De uns 3, 4 anos para cá, de certa forma dá para falar que estamos vivendo uma espécie de renascimento da “canção brasileira”, algo que tem tanto a ver com a tropicália, a bossa nova e com Roberto e jovem guarda, algo que seria talvez o que hoje o Marcelo Jeneci, o Romulo Fróes e vários outros fazem. Essa história de haver um tipo de canção é especialmente brasileira, algo que não é exatamente samba, não é bossa nova, mas você nunca vai ouvir um americano fazendo, por exemplo. Como você vê o “Sem Nostalgia” no meio dessa ideia, sendo ele um disco que, de certa forma, tenta descontruir e reconstruir essas canções?

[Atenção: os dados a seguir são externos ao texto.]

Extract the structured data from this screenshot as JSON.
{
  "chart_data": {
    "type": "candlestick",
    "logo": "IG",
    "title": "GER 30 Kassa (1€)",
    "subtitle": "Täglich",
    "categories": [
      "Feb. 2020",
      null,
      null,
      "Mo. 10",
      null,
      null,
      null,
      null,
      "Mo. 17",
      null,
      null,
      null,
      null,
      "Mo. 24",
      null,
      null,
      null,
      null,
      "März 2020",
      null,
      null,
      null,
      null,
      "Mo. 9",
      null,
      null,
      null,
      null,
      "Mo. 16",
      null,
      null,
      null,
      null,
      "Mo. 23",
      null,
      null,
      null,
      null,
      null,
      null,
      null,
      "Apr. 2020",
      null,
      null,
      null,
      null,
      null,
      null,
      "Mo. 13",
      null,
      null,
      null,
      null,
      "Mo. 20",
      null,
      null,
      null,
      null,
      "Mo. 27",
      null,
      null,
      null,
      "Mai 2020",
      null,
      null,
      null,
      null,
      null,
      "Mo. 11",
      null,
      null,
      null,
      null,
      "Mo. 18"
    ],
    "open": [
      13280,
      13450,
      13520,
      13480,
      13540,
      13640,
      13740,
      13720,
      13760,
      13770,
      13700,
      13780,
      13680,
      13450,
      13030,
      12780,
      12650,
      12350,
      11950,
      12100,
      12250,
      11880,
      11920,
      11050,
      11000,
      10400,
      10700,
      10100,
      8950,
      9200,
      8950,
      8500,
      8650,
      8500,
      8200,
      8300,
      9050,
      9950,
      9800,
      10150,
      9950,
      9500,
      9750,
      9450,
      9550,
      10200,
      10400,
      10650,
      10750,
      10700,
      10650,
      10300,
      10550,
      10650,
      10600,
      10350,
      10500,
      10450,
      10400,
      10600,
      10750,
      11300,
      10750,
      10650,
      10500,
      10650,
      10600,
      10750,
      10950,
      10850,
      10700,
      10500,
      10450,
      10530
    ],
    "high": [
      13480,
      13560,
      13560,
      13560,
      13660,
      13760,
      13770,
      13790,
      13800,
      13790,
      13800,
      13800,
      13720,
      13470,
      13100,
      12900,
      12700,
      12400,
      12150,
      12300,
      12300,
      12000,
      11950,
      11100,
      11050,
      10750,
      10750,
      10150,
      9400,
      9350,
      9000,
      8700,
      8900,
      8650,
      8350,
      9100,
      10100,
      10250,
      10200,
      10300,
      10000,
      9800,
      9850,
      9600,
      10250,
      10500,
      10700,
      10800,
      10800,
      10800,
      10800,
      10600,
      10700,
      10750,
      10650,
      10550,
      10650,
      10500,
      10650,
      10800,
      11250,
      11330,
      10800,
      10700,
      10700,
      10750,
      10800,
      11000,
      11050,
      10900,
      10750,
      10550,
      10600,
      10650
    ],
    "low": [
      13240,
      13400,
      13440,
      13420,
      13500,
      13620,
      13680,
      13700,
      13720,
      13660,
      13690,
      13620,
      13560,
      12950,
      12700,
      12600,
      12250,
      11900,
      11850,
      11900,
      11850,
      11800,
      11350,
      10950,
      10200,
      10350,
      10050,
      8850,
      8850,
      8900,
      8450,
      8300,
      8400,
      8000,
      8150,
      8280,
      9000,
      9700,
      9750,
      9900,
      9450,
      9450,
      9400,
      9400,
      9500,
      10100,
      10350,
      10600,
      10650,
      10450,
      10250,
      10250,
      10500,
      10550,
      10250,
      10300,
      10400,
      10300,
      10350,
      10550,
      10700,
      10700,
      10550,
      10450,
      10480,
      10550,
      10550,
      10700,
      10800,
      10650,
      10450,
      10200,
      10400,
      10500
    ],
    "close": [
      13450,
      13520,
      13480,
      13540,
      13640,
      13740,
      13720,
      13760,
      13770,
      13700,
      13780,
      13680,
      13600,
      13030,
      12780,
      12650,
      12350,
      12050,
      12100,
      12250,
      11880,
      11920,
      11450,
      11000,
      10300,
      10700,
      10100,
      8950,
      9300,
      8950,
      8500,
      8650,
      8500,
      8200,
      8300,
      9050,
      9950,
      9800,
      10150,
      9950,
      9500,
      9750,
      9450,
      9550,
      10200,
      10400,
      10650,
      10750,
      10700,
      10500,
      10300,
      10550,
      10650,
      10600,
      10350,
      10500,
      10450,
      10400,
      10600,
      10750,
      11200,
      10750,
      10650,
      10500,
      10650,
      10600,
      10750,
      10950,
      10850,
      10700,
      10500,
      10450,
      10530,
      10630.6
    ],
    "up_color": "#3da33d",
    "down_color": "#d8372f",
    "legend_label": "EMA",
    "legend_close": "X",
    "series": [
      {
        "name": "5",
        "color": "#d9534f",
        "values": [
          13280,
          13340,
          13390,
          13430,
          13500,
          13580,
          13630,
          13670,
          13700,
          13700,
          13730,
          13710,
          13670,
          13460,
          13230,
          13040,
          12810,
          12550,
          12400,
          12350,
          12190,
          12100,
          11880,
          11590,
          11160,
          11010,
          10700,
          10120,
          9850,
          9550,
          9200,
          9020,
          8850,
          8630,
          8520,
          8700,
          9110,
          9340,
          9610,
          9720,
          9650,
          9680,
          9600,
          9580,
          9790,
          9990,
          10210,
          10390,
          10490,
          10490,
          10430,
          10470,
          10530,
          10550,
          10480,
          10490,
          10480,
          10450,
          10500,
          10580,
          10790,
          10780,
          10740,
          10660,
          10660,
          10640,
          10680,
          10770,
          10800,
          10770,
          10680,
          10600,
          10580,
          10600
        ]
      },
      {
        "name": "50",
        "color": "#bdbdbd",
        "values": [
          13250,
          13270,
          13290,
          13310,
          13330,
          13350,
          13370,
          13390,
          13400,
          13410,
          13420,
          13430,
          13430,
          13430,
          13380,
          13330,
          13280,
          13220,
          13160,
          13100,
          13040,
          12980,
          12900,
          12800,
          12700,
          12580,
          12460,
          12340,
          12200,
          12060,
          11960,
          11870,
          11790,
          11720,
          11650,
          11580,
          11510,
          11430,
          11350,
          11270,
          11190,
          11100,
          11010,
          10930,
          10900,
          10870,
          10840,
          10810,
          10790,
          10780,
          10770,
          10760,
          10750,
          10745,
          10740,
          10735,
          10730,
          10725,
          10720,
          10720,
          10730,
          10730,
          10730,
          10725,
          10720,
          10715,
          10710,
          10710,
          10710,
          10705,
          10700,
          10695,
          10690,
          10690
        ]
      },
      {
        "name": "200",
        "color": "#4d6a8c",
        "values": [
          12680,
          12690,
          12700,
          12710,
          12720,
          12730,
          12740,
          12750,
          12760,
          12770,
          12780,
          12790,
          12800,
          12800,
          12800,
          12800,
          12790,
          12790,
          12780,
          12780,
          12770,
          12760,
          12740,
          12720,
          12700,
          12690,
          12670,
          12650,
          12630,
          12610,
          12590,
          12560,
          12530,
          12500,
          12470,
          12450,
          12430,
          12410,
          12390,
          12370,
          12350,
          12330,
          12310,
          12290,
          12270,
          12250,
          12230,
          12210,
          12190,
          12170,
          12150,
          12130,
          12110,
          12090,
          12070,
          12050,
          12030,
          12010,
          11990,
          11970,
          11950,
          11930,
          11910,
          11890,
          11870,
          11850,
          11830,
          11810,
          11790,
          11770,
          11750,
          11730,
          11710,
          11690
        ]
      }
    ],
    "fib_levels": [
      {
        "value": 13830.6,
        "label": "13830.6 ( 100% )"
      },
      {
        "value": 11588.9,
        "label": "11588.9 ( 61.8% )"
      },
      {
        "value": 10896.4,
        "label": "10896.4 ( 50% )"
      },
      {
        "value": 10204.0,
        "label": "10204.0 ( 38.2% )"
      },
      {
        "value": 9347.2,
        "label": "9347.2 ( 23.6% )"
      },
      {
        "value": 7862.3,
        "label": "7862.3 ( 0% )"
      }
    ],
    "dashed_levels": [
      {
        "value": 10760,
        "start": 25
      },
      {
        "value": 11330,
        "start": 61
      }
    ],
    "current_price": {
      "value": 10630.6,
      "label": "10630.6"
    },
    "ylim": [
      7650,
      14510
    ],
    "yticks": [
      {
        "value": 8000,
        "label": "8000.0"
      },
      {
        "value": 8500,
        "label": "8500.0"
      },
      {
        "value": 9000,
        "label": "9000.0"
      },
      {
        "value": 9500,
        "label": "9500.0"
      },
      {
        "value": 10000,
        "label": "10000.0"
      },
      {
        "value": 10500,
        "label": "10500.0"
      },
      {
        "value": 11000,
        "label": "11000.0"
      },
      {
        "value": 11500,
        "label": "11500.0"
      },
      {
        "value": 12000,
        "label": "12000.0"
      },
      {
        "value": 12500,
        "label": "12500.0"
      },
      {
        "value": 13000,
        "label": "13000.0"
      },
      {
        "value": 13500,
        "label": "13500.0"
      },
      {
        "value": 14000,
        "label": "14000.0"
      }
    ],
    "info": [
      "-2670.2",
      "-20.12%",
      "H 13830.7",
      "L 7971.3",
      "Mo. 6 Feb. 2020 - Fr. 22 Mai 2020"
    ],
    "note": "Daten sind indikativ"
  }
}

O “Sem Nostalgia” é um disco muito de canção, apesar dos experimentalismos que tem. E são canções bem brasileiras, mesmo que algumas sejam cantadas em inglês. Eu acho que realmente essa coisa da canção está voltando, porque essa coisa de groove, de você soltar uma batida e construir uma música em cima dela cansou um pouco, ficou nos anos 90. E a coisa da canção que se defende sozinha, independente de ter uma sonoridade atrás, isso voltou. E ao mesmo tempo, na minha geração, gente como o Curumin, a Céu, tem muito essa história das texturas musicais, que é o meu barato. Apesar de fazermos canções, temos uma preocupação muito grande para que na hora que aquelas canções forem gravadas, que aquilo não seja feito num arranjo tradicionalista. Ao contrário, a gente vai tentar colocar um arranjo com maior número de timbragens possível, para que aquilo seja tão interessante quanto a canção. Eu canso de ouvir canções bonitas, mas que quando são gravadas, isso é feito de uma maneira tão careta que a canção fica feia, que me fazem perder o interesse. Então, se não tiver som abraçando a canção, é uma coisa que eu não curto tanto. Tanto é que eu acho a MPB hoje uma coisa muito careta, na sonoridade.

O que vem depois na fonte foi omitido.